Ворон на снегу - Зябрев Анатолий. Страница 42

— Эк какой прыткий! Эк! — в потехе реготали верховые, глядя на старика, сбросившего тулуп для легкости бега.

— Так ведь и в солдаты годится, ай! — подсказал кто-то шутки ради. — Не хуже какого молодого генералу Пепеляеву сослужит.

И тут Алешку толкнули в его же сани, с хохотом перетянули поперек вожжами на мешках. Потом солдат, сидевший рядом, из жалости развязал его, сказав:

— Сиди, старик, не дергайся на глазах у офицеров. Шутки с тобой шутить не будут. Выкинут, и останешься один в тайге на прокорм зверью. Сиди уж... куда везут, туда уж и везут.

— Лошадь отдайте! Хлеб отдайте! — шумел Алешка. Но поняв, что ничего ему уж не вернут эти бездушные сволочи, утих. От затылка по позвонкам, по лопаткам к пояснице скатывалась, сползала шершавая льдина, это был страх за детей, за жену, за все, что с ним теперь будет, безлошадным, в который раз обобранным. Из души утекали остатки воли, а из обмякшего тела — остатки тепла.

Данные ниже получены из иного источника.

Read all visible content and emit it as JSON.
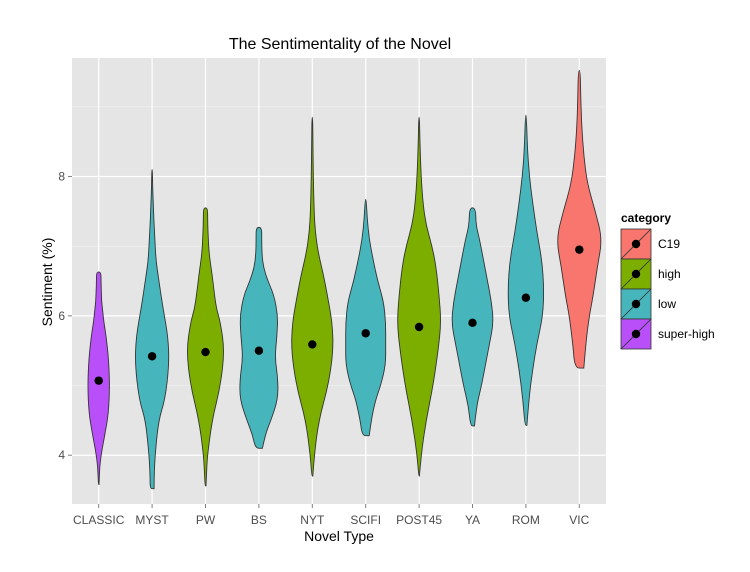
{
  "chart_data": {
    "type": "violin",
    "title": "The Sentimentality of the Novel",
    "xlabel": "Novel Type",
    "ylabel": "Sentiment (%)",
    "ylim": [
      3.3,
      9.7
    ],
    "yticks": [
      4,
      6,
      8
    ],
    "grid": true,
    "legend_position": "right",
    "legend": {
      "title": "category",
      "entries": [
        {
          "name": "C19",
          "color": "#f8766d"
        },
        {
          "name": "high",
          "color": "#7cae00"
        },
        {
          "name": "low",
          "color": "#47b6bc"
        },
        {
          "name": "super-high",
          "color": "#b84ff8"
        }
      ]
    },
    "categories": [
      "CLASSIC",
      "MYST",
      "PW",
      "BS",
      "NYT",
      "SCIFI",
      "POST45",
      "YA",
      "ROM",
      "VIC"
    ],
    "series": [
      {
        "category": "CLASSIC",
        "group": "super-high",
        "mean": 5.07,
        "min": 3.58,
        "max": 6.63,
        "profile": [
          [
            3.58,
            0.3
          ],
          [
            3.75,
            0.8
          ],
          [
            3.9,
            1.5
          ],
          [
            4.1,
            3.5
          ],
          [
            4.3,
            6.2
          ],
          [
            4.6,
            9.8
          ],
          [
            5.0,
            11
          ],
          [
            5.4,
            9.8
          ],
          [
            5.7,
            7.5
          ],
          [
            5.9,
            5.2
          ],
          [
            6.1,
            3.8
          ],
          [
            6.2,
            3.0
          ],
          [
            6.35,
            2.6
          ],
          [
            6.5,
            2.3
          ],
          [
            6.63,
            2.2
          ]
        ]
      },
      {
        "category": "MYST",
        "group": "low",
        "mean": 5.42,
        "min": 3.52,
        "max": 8.1,
        "profile": [
          [
            3.52,
            2.0
          ],
          [
            3.7,
            2.0
          ],
          [
            4.0,
            3.0
          ],
          [
            4.5,
            6.5
          ],
          [
            4.8,
            13
          ],
          [
            5.3,
            17
          ],
          [
            5.7,
            16
          ],
          [
            6.1,
            11
          ],
          [
            6.5,
            6.8
          ],
          [
            6.8,
            3.8
          ],
          [
            7.1,
            2.8
          ],
          [
            7.3,
            2.0
          ],
          [
            7.6,
            1.2
          ],
          [
            7.9,
            0.5
          ],
          [
            8.1,
            0.3
          ]
        ]
      },
      {
        "category": "PW",
        "group": "high",
        "mean": 5.48,
        "min": 3.56,
        "max": 7.55,
        "profile": [
          [
            3.56,
            0.5
          ],
          [
            3.8,
            1.2
          ],
          [
            4.0,
            2.0
          ],
          [
            4.5,
            6.5
          ],
          [
            5.0,
            15
          ],
          [
            5.5,
            19
          ],
          [
            5.9,
            15
          ],
          [
            6.1,
            11
          ],
          [
            6.3,
            9
          ],
          [
            6.6,
            6.5
          ],
          [
            6.9,
            3.5
          ],
          [
            7.2,
            2.5
          ],
          [
            7.4,
            2.2
          ],
          [
            7.55,
            2.0
          ]
        ]
      },
      {
        "category": "BS",
        "group": "low",
        "mean": 5.5,
        "min": 4.1,
        "max": 7.27,
        "profile": [
          [
            4.1,
            3.5
          ],
          [
            4.3,
            6.5
          ],
          [
            4.5,
            12
          ],
          [
            4.8,
            19
          ],
          [
            5.1,
            19
          ],
          [
            5.4,
            16
          ],
          [
            5.7,
            18
          ],
          [
            6.0,
            19
          ],
          [
            6.3,
            15
          ],
          [
            6.5,
            9
          ],
          [
            6.7,
            4.5
          ],
          [
            6.9,
            3.0
          ],
          [
            7.1,
            2.8
          ],
          [
            7.27,
            2.8
          ]
        ]
      },
      {
        "category": "NYT",
        "group": "high",
        "mean": 5.59,
        "min": 3.7,
        "max": 8.85,
        "profile": [
          [
            3.7,
            0.5
          ],
          [
            4.0,
            2.0
          ],
          [
            4.5,
            6.5
          ],
          [
            5.0,
            16
          ],
          [
            5.5,
            21
          ],
          [
            5.9,
            20
          ],
          [
            6.3,
            15
          ],
          [
            6.6,
            11
          ],
          [
            6.9,
            6
          ],
          [
            7.2,
            3.0
          ],
          [
            7.5,
            1.8
          ],
          [
            8.0,
            1.0
          ],
          [
            8.5,
            0.6
          ],
          [
            8.85,
            0.4
          ]
        ]
      },
      {
        "category": "SCIFI",
        "group": "low",
        "mean": 5.75,
        "min": 4.28,
        "max": 7.67,
        "profile": [
          [
            4.28,
            3.5
          ],
          [
            4.5,
            5.5
          ],
          [
            4.8,
            10
          ],
          [
            5.0,
            15
          ],
          [
            5.3,
            20
          ],
          [
            5.6,
            20
          ],
          [
            5.9,
            20
          ],
          [
            6.2,
            18
          ],
          [
            6.5,
            12
          ],
          [
            6.8,
            7.5
          ],
          [
            7.1,
            3.5
          ],
          [
            7.4,
            1.5
          ],
          [
            7.67,
            0.5
          ]
        ]
      },
      {
        "category": "POST45",
        "group": "high",
        "mean": 5.84,
        "min": 3.7,
        "max": 8.85,
        "profile": [
          [
            3.7,
            0.3
          ],
          [
            4.0,
            2.0
          ],
          [
            4.5,
            7
          ],
          [
            5.0,
            14
          ],
          [
            5.5,
            19
          ],
          [
            5.9,
            22
          ],
          [
            6.3,
            20
          ],
          [
            6.7,
            17
          ],
          [
            7.0,
            13
          ],
          [
            7.3,
            7
          ],
          [
            7.6,
            4.0
          ],
          [
            8.0,
            2.0
          ],
          [
            8.5,
            0.8
          ],
          [
            8.85,
            0.4
          ]
        ]
      },
      {
        "category": "YA",
        "group": "low",
        "mean": 5.9,
        "min": 4.42,
        "max": 7.55,
        "profile": [
          [
            4.42,
            2.0
          ],
          [
            4.7,
            4.0
          ],
          [
            5.0,
            9
          ],
          [
            5.3,
            13
          ],
          [
            5.6,
            17
          ],
          [
            5.9,
            21
          ],
          [
            6.2,
            19
          ],
          [
            6.5,
            15
          ],
          [
            6.8,
            11
          ],
          [
            7.1,
            7
          ],
          [
            7.3,
            3.5
          ],
          [
            7.55,
            3.0
          ]
        ]
      },
      {
        "category": "ROM",
        "group": "low",
        "mean": 6.26,
        "min": 4.43,
        "max": 8.88,
        "profile": [
          [
            4.43,
            1.0
          ],
          [
            4.8,
            3.0
          ],
          [
            5.2,
            6.5
          ],
          [
            5.6,
            11
          ],
          [
            6.0,
            17
          ],
          [
            6.4,
            18
          ],
          [
            6.8,
            16
          ],
          [
            7.2,
            11
          ],
          [
            7.6,
            7
          ],
          [
            8.0,
            3.5
          ],
          [
            8.4,
            1.5
          ],
          [
            8.88,
            0.5
          ]
        ]
      },
      {
        "category": "VIC",
        "group": "C19",
        "mean": 6.95,
        "min": 5.25,
        "max": 9.52,
        "profile": [
          [
            5.25,
            4.5
          ],
          [
            5.6,
            6.5
          ],
          [
            6.0,
            10
          ],
          [
            6.3,
            14
          ],
          [
            6.7,
            18
          ],
          [
            7.1,
            23
          ],
          [
            7.5,
            16
          ],
          [
            7.9,
            8
          ],
          [
            8.3,
            4.5
          ],
          [
            8.7,
            2.5
          ],
          [
            9.1,
            1.5
          ],
          [
            9.52,
            1.0
          ]
        ]
      }
    ]
  }
}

Не знал он, какие испытания ждут его вон за тем своротом, за тем вон лесом, не ведал, что за люди вокруг, однако понимание, такое же холодное и прозрачное, как кусок льда, вызревало в нем: да, да, назад ему уже не вернуться, а если и вернется, то не Алешкой Зыбриным, а кем-то другим, смятым, до скулежа потоптанным, как изнасилованная девка.

Алешкина надежда состояла в том, чтобы изловчиться и уйти домой вместе с лошадью. Никак, никак не мог он вернуться в свой крестьянский двор без лошади.

Проехали сворот на Колывань, развиднелось. Когда проезжали, Алешка даже дернулся к вожже, чтобы потянуть влево. Но солдат предостерег: сиди, иначе ухлопают офицеры. В Колывани, конечно, уже давно никого не осталось из родни, только могилки отца да матери.

День, ночь и еще день отряд был в пути. Офицеры для острастки и поддержания в себе бодрого духа стреляли во взлетающих придорожных птиц.

Как на киргизском стойбище от овец и верблюдов, так в Юрге на железном многопутье оказалось тесно от паровозов, вагонов, подвод.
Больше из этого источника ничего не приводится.